Originally Posted by
Omedon
Honestly? I see it as the default experience. Challenge is its own sort of thing that, to me, should be optional and not mandated by the art that is the kind of games I am drawn to.
That said, ok, some games EXIST to provide a challenge. I'm just not interested in those. I want to see the story unfold, explore a world, take in the ambience, and what I don't need is HITTHATBUTTONRIGHTNOWORDIE interrupting the experience.
The science of (for example) World of Warcraft for me is finding the path of least resistance, the guaranteed, low hanging progression, and setting my goals there so I can focus on BEING my character in the world. WoW serves this style very well, while offering M+ for crazy people... erm, people who like a challenge.
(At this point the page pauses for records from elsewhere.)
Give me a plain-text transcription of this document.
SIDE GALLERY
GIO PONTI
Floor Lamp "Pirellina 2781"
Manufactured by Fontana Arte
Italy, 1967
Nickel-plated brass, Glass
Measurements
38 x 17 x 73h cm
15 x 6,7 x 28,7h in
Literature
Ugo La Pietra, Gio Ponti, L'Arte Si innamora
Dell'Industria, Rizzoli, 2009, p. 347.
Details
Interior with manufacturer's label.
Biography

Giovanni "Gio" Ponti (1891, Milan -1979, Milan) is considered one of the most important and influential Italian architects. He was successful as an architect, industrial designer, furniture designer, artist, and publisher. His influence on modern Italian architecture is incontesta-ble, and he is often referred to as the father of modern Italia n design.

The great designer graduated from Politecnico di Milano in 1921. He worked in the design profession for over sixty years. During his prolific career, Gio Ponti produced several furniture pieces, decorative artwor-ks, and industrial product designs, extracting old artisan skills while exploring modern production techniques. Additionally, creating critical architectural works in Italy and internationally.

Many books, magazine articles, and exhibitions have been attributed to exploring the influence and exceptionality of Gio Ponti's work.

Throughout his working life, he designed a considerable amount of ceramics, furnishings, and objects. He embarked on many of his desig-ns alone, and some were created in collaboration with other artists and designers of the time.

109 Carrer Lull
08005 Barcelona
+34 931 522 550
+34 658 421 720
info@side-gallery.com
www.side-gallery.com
In Dragon age, I crank things AAAALL the way down because, no, I'm not there to be told "you must be this good at reflexes to go further" because I put my time in as a younger person doing all the atma weapons and the save the queens of my early RPG years. Now, I just want a compelling world and story, and games that think their world is special enough to need me to "have skill" to see it can get along fine without my money.
Heck one of the reasons I quit GW2 early in its lifespan is they wanted their "challenging game" to come in the form of "can you get from point A to B without dying in the open world?" Like, yo, the open world is mine for being here and being remotely competent, it's not so special that you get to make it a skill check. That's when I moved on in my sampling of MMOs. WoW will always be home because the level cap is a given, seeing the content is a given, and challenge is generally optional. There's no putting the genie back in the bottle on that, and they know that, and won't try to.
So yeah, turn it down, it's yours, you bought it. And turn it back up when challenge is what you crave. And if you never crave challenge, that's ok too!